The two modes observed in the histogram of air_time for the whole population in (a) are still apparent in the two histograms here. However, flight durations which were relatively rare in the full population (e.g. ~600 minutes and ~250 minutes) may be absent entirely from samples of the data, particularly when the sample size is smaller. Depending on the samples you got, the distribution may look less smooth for the samples, as there are fewer observations. However, the distribution of the samples reflects the distribution of the population overall.

  1. Do each of the following:
  2. Generate 500 samples of size 25 and plot a histogram of the median air_time in each of these samples.
sample_medians25 <- rep(NA, 500)  # where we'll store the means
for (i in 1:500)
{
  sample25 <- flights %>% sample_n(size = 25)
  sample_medians25[i] <- as.numeric(sample25 %>% summarize(median(air_time)))
}
sample_medians25 <- data_frame(median_air_time=sample_medians25)

ggplot(sample_medians25, aes(x=median_air_time)) + geom_histogram(binwidth=4) + xlim(75,220)

  labs(x="Medians from samples of size 25", 
       title="Sample size 25")
## $x
## [1] "Medians from samples of size 25"
## 
## $title
## [1] "Sample size 25"
## 
## attr(,"class")
## [1] "labels"
  1. Generate 500 samples of size 100 and plot a histogram of the median air_time in each of these samples.
sample_medians100 <- rep(NA, 500)  # where we'll store the means
for (i in 1:500)
{
  sample100 <- flights %>% sample_n(size = 100)
  sample_medians100[i] <- as.numeric(sample100 %>% summarize(median(air_time)))
}
sample_medians100 <- data_frame(median_air_time=sample_medians100)
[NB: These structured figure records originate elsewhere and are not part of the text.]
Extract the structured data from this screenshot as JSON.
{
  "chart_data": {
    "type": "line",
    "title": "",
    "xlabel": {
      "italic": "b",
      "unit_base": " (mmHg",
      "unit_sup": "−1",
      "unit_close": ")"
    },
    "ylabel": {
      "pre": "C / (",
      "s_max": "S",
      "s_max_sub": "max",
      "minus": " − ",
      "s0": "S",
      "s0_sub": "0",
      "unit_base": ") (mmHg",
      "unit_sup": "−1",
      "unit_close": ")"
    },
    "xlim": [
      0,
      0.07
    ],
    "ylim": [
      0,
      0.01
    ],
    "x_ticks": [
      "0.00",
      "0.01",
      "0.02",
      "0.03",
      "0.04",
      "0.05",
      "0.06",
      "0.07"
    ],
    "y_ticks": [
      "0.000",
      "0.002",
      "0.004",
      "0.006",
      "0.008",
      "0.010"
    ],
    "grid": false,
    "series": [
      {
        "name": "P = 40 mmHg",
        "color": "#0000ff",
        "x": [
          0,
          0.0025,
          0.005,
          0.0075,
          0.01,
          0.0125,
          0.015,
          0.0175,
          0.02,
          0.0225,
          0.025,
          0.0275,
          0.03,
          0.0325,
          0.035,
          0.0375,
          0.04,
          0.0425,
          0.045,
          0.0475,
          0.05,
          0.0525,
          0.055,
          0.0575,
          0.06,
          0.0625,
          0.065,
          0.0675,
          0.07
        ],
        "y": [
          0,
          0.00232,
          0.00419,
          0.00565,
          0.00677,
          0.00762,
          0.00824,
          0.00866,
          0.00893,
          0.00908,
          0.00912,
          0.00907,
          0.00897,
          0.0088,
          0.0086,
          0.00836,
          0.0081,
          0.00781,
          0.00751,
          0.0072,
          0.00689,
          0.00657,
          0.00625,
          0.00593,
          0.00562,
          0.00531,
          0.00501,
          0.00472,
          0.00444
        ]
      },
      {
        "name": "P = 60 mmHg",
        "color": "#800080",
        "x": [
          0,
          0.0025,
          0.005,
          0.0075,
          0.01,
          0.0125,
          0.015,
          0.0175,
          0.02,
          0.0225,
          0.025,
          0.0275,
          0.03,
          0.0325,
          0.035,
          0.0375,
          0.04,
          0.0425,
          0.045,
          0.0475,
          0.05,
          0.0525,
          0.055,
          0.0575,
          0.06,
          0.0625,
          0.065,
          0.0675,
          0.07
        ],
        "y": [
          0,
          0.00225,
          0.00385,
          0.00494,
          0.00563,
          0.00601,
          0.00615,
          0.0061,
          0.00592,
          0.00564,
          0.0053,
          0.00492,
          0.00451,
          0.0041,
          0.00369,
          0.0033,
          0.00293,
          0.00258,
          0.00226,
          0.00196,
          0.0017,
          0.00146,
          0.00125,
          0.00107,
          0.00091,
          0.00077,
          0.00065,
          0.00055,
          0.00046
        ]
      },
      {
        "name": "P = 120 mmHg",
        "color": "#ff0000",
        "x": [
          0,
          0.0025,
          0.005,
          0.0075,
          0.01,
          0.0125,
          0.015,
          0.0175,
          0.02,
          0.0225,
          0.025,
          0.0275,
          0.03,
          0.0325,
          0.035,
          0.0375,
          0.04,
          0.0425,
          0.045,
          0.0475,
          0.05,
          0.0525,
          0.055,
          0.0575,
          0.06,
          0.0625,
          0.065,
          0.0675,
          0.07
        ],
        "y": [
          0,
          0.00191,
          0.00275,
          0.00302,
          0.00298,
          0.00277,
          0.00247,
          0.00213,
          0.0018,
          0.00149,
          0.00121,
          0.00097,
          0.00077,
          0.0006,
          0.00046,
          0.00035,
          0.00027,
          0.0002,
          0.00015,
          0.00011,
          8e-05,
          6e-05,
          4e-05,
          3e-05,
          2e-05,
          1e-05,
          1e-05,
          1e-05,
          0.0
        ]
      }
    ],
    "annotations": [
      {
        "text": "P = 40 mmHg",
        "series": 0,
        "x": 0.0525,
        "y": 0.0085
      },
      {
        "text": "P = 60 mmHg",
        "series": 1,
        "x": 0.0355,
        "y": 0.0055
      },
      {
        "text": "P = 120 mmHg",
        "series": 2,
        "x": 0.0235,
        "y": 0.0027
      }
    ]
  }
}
ggplot(sample_medians100, aes(x=median_air_time)) + geom_histogram(binwidth=4) + xlim(75,220) + 
  labs(x="Medians from samples of size 100", 
       title="Sample size 100")

  1. Do these histograms represent sampling distributions or bootstrap distributions?

These are histograms of the sampling distribution of the median flight duration for samples of size 25 (in part (i)) and samples of size 100 (in part (ii)) respectively.

  1. Compare the histograms in (i) and (ii) to the histograms from (a) and (b)

The sampling distribution of the median for samples of size 100 is symmetric with one mode around the population median of 129 minutes. When working with samples of size 25, the sampling distribution is not quite symmetrical (although this may vary depending on your random samples); however it is still centered around the population median.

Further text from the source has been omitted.